Values rose 0.2 percent from April as the number of new property listings grew at the slowest pace since January, the London-based property research company said in an e-mailed report today. Prices in the capital jumped 0.6 percent.
The recovery in residential property may falter as euro- area officials’ struggles to contain the debt turmoil and ensure Greece stays in the currency bloc undermine consumer confidence in Britain. Data last week showed the U.K. economy’s contraction in the first quarter was deeper than an initial estimate.
“Increased mortgage rates and mounting concerns over the impact of the euro zone on the U.K.’s economic growth and employment are likely to keep demand and prices in check as we move into summer,” Richard Donnell, director of research at Hometrack, said in the report.
From a year earlier, prices fell 0.6 percent in May, Hometrack said. The number of new properties listed with real- estate agents rose 2.2 percent in May from the previous month, when they increased 4.8 percent.
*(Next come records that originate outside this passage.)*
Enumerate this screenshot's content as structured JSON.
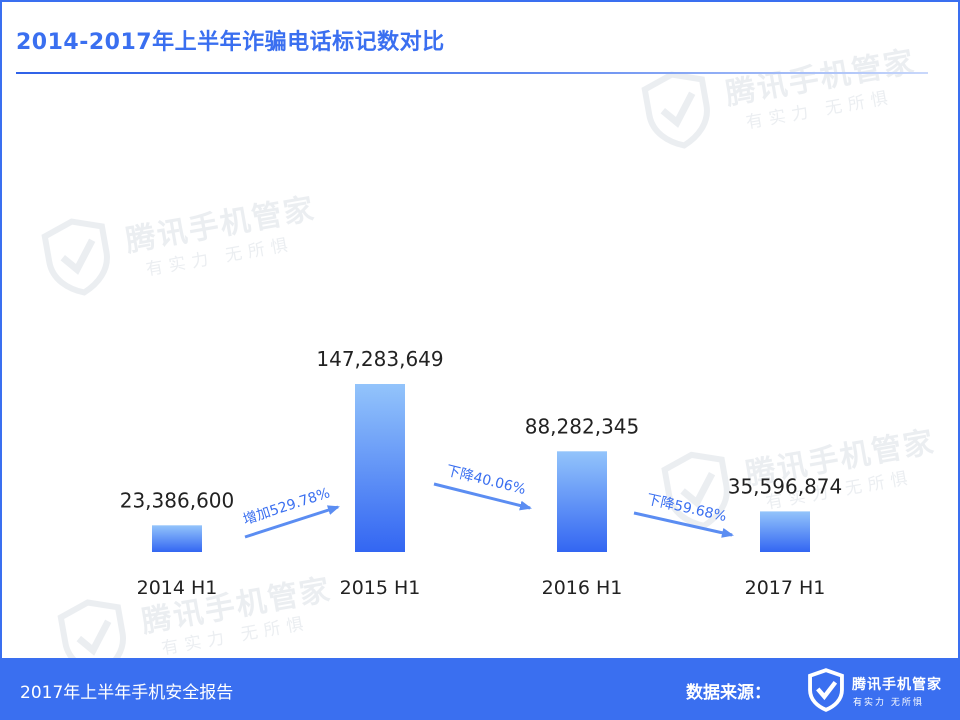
{
  "title": "2014-2017年上半年诈骗电话标记数对比",
  "footer": {
    "report": "2017年上半年手机安全报告",
    "source_label": "数据来源：",
    "brand_name": "腾讯手机管家",
    "brand_slogan": "有实力  无所惧"
  },
  "watermark": {
    "name": "腾讯手机管家",
    "slogan": "有实力  无所惧"
  },
  "colors": {
    "accent": "#3a6ff0",
    "bar_top": "#93c4fb",
    "bar_bottom": "#3366f2",
    "arrow": "#5b8df2",
    "arrow_label": "#3a6ff0"
  },
  "chart_data": {
    "type": "bar",
    "categories": [
      "2014 H1",
      "2015 H1",
      "2016 H1",
      "2017 H1"
    ],
    "values": [
      23386600,
      147283649,
      88282345,
      35596874
    ],
    "value_labels": [
      "23,386,600",
      "147,283,649",
      "88,282,345",
      "35,596,874"
    ],
    "annotations": [
      {
        "from": "2014 H1",
        "to": "2015 H1",
        "text": "增加529.78%"
      },
      {
        "from": "2015 H1",
        "to": "2016 H1",
        "text": "下降40.06%"
      },
      {
        "from": "2016 H1",
        "to": "2017 H1",
        "text": "下降59.68%"
      }
    ],
    "title": "2014-2017年上半年诈骗电话标记数对比",
    "xlabel": "",
    "ylabel": "",
    "grid": false,
    "legend": "none"
  }
}
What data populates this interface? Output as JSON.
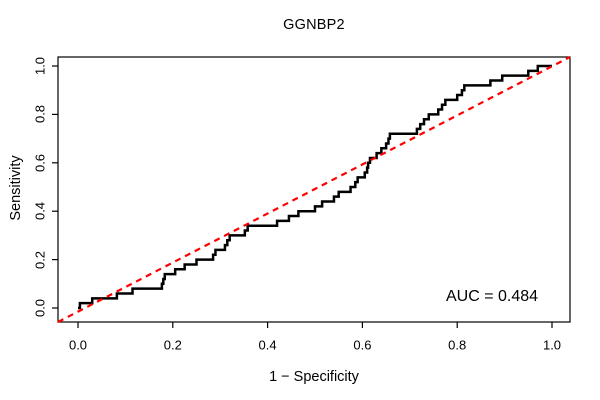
{
  "figure": {
    "title": "GGNBP2",
    "annotation": {
      "auc_label": "AUC = 0.484",
      "auc_value": 0.484
    }
  },
  "chart_data": {
    "type": "line",
    "subtype": "roc-step-curve",
    "title": "GGNBP2",
    "xlabel": "1 − Specificity",
    "ylabel": "Sensitivity",
    "xlim": [
      0,
      1
    ],
    "ylim": [
      0,
      1
    ],
    "grid": false,
    "legend_position": "none",
    "x_ticks": [
      0.0,
      0.2,
      0.4,
      0.6,
      0.8,
      1.0
    ],
    "y_ticks": [
      0.0,
      0.2,
      0.4,
      0.6,
      0.8,
      1.0
    ],
    "x_tick_labels": [
      "0.0",
      "0.2",
      "0.4",
      "0.6",
      "0.8",
      "1.0"
    ],
    "y_tick_labels": [
      "0.0",
      "0.2",
      "0.4",
      "0.6",
      "0.8",
      "1.0"
    ],
    "annotations": [
      {
        "text": "AUC = 0.484",
        "x": 0.87,
        "y": 0.05
      }
    ],
    "series": [
      {
        "name": "ROC curve",
        "color": "#000000",
        "style": "solid",
        "line_width": 2.5,
        "draw": "step",
        "points": [
          [
            0.0,
            0.0
          ],
          [
            0.004,
            0.02
          ],
          [
            0.03,
            0.04
          ],
          [
            0.082,
            0.06
          ],
          [
            0.115,
            0.08
          ],
          [
            0.177,
            0.1
          ],
          [
            0.18,
            0.12
          ],
          [
            0.183,
            0.14
          ],
          [
            0.205,
            0.16
          ],
          [
            0.225,
            0.18
          ],
          [
            0.25,
            0.2
          ],
          [
            0.285,
            0.22
          ],
          [
            0.29,
            0.24
          ],
          [
            0.31,
            0.26
          ],
          [
            0.315,
            0.28
          ],
          [
            0.32,
            0.3
          ],
          [
            0.352,
            0.32
          ],
          [
            0.358,
            0.34
          ],
          [
            0.42,
            0.36
          ],
          [
            0.445,
            0.38
          ],
          [
            0.465,
            0.4
          ],
          [
            0.5,
            0.42
          ],
          [
            0.515,
            0.44
          ],
          [
            0.54,
            0.46
          ],
          [
            0.55,
            0.48
          ],
          [
            0.575,
            0.5
          ],
          [
            0.585,
            0.52
          ],
          [
            0.59,
            0.54
          ],
          [
            0.605,
            0.56
          ],
          [
            0.61,
            0.58
          ],
          [
            0.612,
            0.6
          ],
          [
            0.616,
            0.62
          ],
          [
            0.63,
            0.64
          ],
          [
            0.64,
            0.66
          ],
          [
            0.65,
            0.68
          ],
          [
            0.655,
            0.7
          ],
          [
            0.658,
            0.72
          ],
          [
            0.715,
            0.74
          ],
          [
            0.722,
            0.76
          ],
          [
            0.73,
            0.78
          ],
          [
            0.74,
            0.8
          ],
          [
            0.76,
            0.82
          ],
          [
            0.768,
            0.84
          ],
          [
            0.775,
            0.86
          ],
          [
            0.8,
            0.88
          ],
          [
            0.81,
            0.9
          ],
          [
            0.815,
            0.92
          ],
          [
            0.87,
            0.94
          ],
          [
            0.895,
            0.96
          ],
          [
            0.95,
            0.98
          ],
          [
            0.97,
            1.0
          ],
          [
            1.0,
            1.0
          ]
        ]
      },
      {
        "name": "Chance diagonal",
        "color": "#FF0000",
        "style": "dashed",
        "line_width": 2.2,
        "draw": "line",
        "points": [
          [
            0,
            0
          ],
          [
            1,
            1
          ]
        ]
      }
    ]
  }
}
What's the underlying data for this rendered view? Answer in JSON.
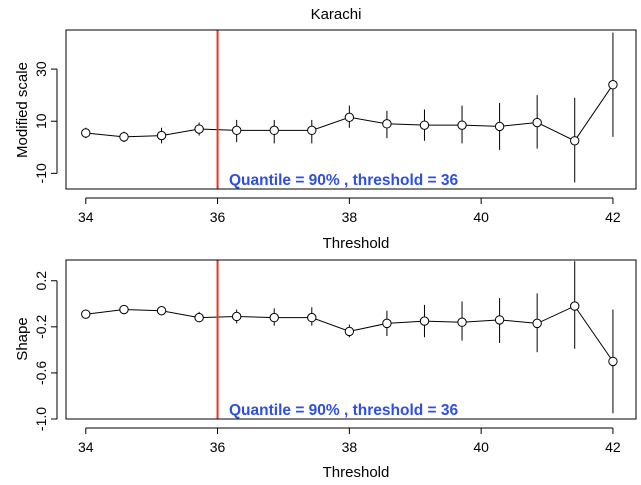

The number of potential buyers registering with agents to browse listings increased 0.4 percent, the least since January.
Out of the 10 regions assessed by Hometrack, three showed price increases from April, three had no change and four showed declines. The average time on the market held at 9.3 weeks, with the average for London the lowest, at 5.1 weeks.
Ernst & Young’s ITEM Club said slowing inflation and the government’s increase in the personal tax allowance will ease pressure on consumers this year. It sees price growth slowing to match wage increases and said that Britons will have an extra 482 pounds ($755) for spending this year and 624 pounds in 2013.
“After the tightest squeeze on consumer incomes in a generation, the worst is now behind us,” said Andrew Goodwin, senior economic adviser to the ITEM Club. “Most people should start to feel a bit better off by the end of the year.”
A separate report by manufacturers’ lobby EEF said credit conditions for U.K. companies improved in the second quarter. A survey of 246 companies showed a net balance of 4.3 percent reported improved access to new credit over the past two months. Still, a measure of the cost of credit worsened.